Studio album by Mucc
- Released: January 7, 2001
- Genre: Alternative metal;
- Length: 44:24
- Label: Peanuts

Mucc chronology
|  | Tsūzetsu (2001) | Hōmura Uta (2002) |

Singles from Tsuuzetsu
- "Shōfu/Hai" Released: June 9, 2000;

= Tsūzetsu =

Tsūzetsu (痛絶) is the debut studio album by the Japanese rock band Mucc, and was released on January 7, 2001 on the independent label Peanuts.

== Releases ==
The first pressing of the album included a bonus track and a sticker, but was limited to only five thousand copies.

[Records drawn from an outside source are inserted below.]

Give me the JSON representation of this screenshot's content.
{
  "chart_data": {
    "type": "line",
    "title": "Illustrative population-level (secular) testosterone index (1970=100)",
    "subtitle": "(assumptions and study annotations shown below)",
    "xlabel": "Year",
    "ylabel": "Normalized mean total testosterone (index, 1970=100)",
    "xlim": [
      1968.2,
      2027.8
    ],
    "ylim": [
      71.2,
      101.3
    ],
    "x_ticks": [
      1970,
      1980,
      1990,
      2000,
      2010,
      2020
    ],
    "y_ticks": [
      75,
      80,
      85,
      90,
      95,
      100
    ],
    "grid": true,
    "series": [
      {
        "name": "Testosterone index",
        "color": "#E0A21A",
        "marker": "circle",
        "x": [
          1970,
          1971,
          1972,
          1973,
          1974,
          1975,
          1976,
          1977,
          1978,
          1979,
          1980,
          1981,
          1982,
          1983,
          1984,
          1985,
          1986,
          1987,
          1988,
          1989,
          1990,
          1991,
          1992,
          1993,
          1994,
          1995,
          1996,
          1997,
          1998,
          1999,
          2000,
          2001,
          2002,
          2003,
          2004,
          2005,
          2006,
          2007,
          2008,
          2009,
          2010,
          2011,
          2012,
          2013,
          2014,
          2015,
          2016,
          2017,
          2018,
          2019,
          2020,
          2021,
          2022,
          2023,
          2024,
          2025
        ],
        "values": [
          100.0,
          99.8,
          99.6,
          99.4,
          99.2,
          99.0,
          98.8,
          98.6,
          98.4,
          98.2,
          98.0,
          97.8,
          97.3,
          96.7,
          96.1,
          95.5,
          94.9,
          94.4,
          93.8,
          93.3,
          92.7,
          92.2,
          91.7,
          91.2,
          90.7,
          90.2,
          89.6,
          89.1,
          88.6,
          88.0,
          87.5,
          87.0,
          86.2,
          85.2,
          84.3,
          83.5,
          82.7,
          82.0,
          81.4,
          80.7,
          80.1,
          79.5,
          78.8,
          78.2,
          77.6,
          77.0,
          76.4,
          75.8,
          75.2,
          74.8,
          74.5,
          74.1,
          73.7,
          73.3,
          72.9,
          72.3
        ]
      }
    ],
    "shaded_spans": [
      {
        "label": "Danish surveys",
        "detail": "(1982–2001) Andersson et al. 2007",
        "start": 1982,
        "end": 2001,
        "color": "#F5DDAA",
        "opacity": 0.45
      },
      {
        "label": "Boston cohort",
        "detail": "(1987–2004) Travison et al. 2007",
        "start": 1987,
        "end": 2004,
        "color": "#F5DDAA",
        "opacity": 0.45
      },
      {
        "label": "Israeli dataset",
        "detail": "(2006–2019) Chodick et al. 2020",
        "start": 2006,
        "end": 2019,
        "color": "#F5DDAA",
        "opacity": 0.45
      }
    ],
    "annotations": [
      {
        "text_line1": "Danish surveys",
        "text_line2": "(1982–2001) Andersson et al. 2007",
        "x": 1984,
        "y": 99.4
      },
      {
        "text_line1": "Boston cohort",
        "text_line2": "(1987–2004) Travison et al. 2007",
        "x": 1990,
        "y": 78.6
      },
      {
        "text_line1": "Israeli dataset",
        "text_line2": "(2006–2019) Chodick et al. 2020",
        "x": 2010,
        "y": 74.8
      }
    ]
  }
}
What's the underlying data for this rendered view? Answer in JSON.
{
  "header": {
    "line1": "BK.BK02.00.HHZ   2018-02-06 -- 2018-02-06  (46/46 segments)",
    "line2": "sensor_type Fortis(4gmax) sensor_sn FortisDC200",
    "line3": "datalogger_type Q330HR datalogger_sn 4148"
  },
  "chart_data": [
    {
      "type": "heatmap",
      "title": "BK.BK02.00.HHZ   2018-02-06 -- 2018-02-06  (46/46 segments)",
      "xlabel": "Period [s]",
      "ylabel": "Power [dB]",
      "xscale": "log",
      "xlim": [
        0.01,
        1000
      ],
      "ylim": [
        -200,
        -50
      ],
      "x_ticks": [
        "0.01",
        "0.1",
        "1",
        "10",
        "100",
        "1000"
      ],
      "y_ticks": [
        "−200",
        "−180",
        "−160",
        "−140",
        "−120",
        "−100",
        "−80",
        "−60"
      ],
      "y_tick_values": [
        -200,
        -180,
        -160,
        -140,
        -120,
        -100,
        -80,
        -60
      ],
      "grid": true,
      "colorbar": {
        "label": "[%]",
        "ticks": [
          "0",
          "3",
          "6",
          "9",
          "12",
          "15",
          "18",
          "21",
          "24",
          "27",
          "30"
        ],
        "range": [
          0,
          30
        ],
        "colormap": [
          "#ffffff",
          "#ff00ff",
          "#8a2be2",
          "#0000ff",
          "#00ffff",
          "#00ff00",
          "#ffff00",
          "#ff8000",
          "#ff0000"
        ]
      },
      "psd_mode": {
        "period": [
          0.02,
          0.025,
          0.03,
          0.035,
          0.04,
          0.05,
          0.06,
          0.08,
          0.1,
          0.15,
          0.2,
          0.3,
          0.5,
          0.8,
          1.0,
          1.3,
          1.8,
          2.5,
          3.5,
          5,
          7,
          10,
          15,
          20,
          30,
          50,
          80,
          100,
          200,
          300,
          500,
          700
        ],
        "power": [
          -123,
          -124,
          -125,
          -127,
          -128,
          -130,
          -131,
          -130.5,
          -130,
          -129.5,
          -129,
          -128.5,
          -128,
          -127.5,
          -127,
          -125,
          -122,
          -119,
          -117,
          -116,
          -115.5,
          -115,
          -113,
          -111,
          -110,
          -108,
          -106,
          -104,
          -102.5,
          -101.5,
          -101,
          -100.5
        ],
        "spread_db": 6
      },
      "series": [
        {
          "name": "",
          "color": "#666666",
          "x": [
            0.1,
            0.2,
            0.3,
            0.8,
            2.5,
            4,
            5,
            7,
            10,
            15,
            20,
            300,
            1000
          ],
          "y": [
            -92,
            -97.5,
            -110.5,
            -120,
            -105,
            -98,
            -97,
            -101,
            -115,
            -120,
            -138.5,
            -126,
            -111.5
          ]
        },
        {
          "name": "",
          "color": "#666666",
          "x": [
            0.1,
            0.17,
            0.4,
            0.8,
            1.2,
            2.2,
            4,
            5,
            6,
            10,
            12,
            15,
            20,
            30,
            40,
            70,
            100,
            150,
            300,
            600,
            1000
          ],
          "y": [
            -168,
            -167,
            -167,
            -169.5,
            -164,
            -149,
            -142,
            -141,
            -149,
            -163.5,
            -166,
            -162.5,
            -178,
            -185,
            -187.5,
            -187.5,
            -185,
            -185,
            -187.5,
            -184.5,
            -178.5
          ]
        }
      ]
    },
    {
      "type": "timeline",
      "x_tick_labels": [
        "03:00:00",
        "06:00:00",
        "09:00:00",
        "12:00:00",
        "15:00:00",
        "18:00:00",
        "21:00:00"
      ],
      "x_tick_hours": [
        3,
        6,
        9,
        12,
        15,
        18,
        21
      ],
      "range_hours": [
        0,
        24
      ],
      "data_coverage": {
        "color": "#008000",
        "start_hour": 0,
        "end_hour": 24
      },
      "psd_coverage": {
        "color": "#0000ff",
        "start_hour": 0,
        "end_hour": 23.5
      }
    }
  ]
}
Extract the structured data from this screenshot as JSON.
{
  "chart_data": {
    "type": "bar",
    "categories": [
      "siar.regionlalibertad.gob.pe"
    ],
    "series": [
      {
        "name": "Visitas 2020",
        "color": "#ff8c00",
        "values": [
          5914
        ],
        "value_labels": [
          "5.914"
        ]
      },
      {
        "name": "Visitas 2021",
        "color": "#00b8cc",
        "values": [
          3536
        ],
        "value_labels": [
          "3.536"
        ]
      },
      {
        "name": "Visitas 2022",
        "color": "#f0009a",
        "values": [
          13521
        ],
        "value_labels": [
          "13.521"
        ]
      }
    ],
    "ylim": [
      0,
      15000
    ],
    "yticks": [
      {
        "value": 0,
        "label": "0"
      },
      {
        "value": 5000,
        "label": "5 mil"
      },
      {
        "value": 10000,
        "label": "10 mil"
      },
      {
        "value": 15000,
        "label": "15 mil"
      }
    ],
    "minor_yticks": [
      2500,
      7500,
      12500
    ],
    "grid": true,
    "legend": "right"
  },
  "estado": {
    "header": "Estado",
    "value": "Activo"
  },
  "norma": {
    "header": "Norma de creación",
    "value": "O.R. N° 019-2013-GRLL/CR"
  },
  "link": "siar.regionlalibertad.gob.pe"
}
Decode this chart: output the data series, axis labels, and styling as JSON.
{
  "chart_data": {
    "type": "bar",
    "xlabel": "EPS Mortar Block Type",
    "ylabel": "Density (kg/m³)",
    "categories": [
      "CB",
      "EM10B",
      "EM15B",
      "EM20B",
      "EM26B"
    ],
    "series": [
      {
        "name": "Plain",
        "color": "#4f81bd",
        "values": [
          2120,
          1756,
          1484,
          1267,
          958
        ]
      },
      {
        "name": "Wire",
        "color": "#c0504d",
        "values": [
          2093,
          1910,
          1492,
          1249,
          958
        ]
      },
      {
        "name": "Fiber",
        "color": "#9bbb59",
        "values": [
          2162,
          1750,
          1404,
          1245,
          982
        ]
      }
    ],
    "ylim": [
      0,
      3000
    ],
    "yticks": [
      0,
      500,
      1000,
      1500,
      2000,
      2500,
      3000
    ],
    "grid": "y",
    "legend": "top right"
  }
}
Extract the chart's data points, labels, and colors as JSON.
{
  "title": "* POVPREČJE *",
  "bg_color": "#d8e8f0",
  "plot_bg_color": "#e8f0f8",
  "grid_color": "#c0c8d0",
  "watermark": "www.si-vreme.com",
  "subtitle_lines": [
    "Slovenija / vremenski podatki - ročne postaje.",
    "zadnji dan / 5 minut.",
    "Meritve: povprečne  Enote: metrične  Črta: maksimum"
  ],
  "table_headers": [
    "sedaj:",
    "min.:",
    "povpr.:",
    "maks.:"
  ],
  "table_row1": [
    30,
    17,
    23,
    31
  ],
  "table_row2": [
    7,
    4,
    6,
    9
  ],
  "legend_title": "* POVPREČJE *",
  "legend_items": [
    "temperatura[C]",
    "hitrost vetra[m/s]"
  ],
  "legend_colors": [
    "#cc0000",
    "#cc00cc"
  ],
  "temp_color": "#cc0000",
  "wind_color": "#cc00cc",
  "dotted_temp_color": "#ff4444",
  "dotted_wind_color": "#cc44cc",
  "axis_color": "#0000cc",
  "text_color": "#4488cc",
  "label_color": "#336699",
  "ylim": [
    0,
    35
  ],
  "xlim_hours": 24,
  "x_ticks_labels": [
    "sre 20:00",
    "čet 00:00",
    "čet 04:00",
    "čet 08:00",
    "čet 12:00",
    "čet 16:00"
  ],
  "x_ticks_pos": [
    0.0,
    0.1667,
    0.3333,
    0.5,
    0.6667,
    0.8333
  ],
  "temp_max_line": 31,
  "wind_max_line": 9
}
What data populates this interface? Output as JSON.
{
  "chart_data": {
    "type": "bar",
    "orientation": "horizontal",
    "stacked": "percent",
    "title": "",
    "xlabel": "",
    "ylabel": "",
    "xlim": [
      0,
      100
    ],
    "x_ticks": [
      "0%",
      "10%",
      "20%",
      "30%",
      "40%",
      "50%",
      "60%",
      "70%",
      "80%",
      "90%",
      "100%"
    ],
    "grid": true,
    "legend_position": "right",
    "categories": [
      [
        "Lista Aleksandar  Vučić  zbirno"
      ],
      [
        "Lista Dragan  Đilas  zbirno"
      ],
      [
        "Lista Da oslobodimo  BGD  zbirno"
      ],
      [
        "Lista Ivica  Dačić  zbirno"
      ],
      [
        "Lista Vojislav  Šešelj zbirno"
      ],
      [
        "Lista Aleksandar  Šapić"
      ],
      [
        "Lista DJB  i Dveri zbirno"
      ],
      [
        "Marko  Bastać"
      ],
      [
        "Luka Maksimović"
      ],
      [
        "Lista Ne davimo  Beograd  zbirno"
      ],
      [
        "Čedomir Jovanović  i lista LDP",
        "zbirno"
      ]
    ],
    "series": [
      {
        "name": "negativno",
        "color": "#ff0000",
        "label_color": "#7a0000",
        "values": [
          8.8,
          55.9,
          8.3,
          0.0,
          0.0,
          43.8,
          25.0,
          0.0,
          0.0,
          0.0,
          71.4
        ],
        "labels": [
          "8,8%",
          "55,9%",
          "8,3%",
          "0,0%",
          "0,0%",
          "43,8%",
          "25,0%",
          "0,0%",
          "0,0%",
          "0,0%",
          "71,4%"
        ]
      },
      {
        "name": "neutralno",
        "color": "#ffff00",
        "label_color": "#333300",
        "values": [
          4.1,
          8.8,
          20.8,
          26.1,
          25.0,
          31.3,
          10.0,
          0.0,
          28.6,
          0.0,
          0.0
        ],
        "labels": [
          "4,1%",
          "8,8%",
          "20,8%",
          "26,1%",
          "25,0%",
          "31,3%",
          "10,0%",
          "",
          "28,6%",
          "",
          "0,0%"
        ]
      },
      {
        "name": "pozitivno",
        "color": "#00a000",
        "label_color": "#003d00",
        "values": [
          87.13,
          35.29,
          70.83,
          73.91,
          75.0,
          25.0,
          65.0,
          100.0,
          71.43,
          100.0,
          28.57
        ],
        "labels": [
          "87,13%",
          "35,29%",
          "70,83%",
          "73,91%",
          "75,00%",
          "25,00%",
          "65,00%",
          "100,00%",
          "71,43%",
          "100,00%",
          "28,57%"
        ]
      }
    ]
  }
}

A second pressing was released on June 17 the same year, titled Tsūzetsu ~Inshōchigai~ (痛絶 ～印象違～), with the hidden track absent, a different track order and no sticker. A third pressing released on June 10, 2002, had the same track order as the second pressing, but included a bonus track different from the first pressing.

==Track listing==

First press track order
| No. | Title | Lyrics | Music | Length |
|---|---|---|---|---|
| 1. | Untitled |  | Miya | 0:47 |
| 2. | "Itai Tegami" (イタイ手紙) | Miya | Miya | 4:05 |
| 3. | "Shōfu" (娼婦) | Tatsuro | Miya | 5:45 |
| 4. | "Chintsūzai" (鎮痛剤) | Tatsuro | Miya | 5:36 |
| 5. | "Hai" (廃) | Miya | Miya | 5:13 |
| 6. | "Suna no Shiro" (砂の城) | Tatsuro | Tatsuro | 5:37 |
| 7. | "Yoru" (夜) | Tatsuro | Yukke | 2:29 |
| 8. | "Haitoku no Hito" (背徳の人) | Tatsuro | Miya, Satochi | 4:30 |
| 9. | "Mōmoku de Aruga Yue no Sogaikan" (盲目であるが故の疎外感) | Miya | Miya | 5:23 |
| 10. | "Danzetsu" (断絶) | Miya | Miya | 4:58 |

First press bonus track
| No. | Title | Lyrics | Music | Length |
|---|---|---|---|---|
| 11. | "Kyoujin" (狂人) | Miya | Miya |  |

Third press bonus track
| No. | Title | Lyrics | Music | Length |
|---|---|---|---|---|
| 11. | "Kurutta Kajitsu (Warai)" (狂った果実(笑)) | Miya | Miya |  |

===Note===
- A re-recording of "Shōfu" was featured on their 2006 single Horizont. It was re-recorded again on the 2020 limited single Shōfu to commemorate 20th anniversary of their first single.
- The album was re-recorded as a self-cover album titled Sin Tsūzetsu released on August 9, 2017.